6. Now you will want to be careful and lower the subframe SLOWLY. If you loosened the other side properly you should be able to lower it several inches. Make sure the jack is supporting it at all times. Go until you can get your hand around the top of the bushing. Here we see the passenger side starting to be lowered. You will want to remove the top bushing and get a 10mm socket or wrench to remove the nuts that hold the bottom bushing on. On the rear the top bushing is a bit of work. You'll want to keep your PB Blaster on hand and lubricate where in touches the subframe on the inside bottom and the top. Now you're going to have to twist it out. When you can move it a good amount lift up and the top bushing should come free.
That's the top bushing with the top plate inside it. Ugly isn't it?
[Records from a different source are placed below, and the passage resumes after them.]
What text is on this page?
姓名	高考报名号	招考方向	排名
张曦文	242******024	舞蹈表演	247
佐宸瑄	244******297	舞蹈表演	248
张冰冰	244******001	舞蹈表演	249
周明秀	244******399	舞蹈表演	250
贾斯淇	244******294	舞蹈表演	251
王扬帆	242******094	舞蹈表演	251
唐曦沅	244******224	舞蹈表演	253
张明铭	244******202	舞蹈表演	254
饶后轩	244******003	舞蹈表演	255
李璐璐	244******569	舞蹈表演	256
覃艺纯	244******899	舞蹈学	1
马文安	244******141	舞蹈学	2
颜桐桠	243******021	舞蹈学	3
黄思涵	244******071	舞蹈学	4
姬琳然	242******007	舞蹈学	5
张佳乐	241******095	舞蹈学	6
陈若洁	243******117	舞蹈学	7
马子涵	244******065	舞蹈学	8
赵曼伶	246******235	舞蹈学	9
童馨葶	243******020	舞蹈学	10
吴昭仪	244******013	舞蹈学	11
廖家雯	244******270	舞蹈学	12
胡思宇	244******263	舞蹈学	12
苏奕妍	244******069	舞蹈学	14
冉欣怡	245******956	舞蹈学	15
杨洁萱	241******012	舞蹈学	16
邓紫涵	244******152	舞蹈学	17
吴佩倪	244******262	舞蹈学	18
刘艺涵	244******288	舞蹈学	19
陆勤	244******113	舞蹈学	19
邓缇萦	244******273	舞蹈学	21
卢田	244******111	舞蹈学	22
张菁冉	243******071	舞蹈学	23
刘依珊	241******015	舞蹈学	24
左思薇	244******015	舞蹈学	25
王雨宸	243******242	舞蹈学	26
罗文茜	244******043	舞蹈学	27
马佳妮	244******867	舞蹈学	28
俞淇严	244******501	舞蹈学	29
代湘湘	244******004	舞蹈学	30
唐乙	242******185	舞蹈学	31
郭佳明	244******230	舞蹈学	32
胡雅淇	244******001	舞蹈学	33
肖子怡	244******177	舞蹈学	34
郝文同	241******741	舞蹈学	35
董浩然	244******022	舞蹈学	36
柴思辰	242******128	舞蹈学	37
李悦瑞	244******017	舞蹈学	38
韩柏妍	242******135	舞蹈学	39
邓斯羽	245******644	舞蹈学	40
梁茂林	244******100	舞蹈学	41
7. Now you're almost ready to line up your new bushings but there's a large washer type piece that you need to remove. Get your PB Baster and spray it, then get a screw driver and pry up. Do this all around the washer and get a hammer and hammer it out from the bottom. This will also get nasty rust off of the bottom bushing mating area. There we go! A clean surface for your new bushings!
Look at all that junk that came out!
Heres a view from below. Theres the subframe plate!
8. Now it's time to check the fittment of your new bushings. Mine did not fit in at all. The circular area was too small, so you'll probably want to file it down to fit. I used a die grinder to make the bushing fit properly. It's not the fault of the aftermarket bushings but the rust. Line up the top portion of the new bushings with the holes and jack up the subframe until they are almost snug with the unibody frame. There's my new top bushing all lined up!
9. Get one of the subframe bolts and put a coating of antisieze on it. Now line up the lower portion of the bushings and get a washer and subframe bolt and lightly start screwing it in. If the bolt does not go in then check the plate on the inside. Reposition the plate and you should be able to screw it in gently. Now that you know the bushings are going in right, jack the subframe up all the way. Once you cannot screw the bolts in under your own power then use a rachet or an air rachet to tighten them up. Important Notes: Do not under any circumstances tighten up the subframe bolts without first jacking the subframe up. You should never "jack up" the subframe by tightening the bolts. Also when doing the first side, don't tighten the bolts up all the way, leave about a 1/2 inch of room so that you can lower the other side.
10. Now lower the jack slowly and let the subframe hang by the bolts. Go to the driver's side where you started and jack the subframe all the way up. Go back to step 5 and repeat the process. Once these bushings are installed, go ahead and tighten then up all the way. Important: As you tighten up the subframe, use a rod or dowel of some kind to keep it aligned. There is a hole right behind the front subframe bushing where you insert the rod (An 18" breaker bar is shown) and make sure that the rod is straight up and down. It's important to use a rod or pipe for the alignment that fits the hole fairly tight. It's a 3/4" hole. 1/2" EMT conduit which is almost exactly 3/4" OD works very well. You will see there are actually two holes, one in the subframe and one in the unibody that need to be lined up.
Then grab your torque wrench and torque the bolt to 75-100ft/lbs. I did mine to 95 ft/lbs. Now go back to the passenger side, jack up the subframe all the way, and torque the bolts, making sure that it is aligned the same way.
There you have it, the finished product! Now sit back, relax and have a beer, or you can get all excited, put your wheels back on (DON'T FORGET TO TORQUE THEM!), plug in your DIS module (or you'll have a strange no start issue after bushing replacement) and enjoy your new bushings in the twisties!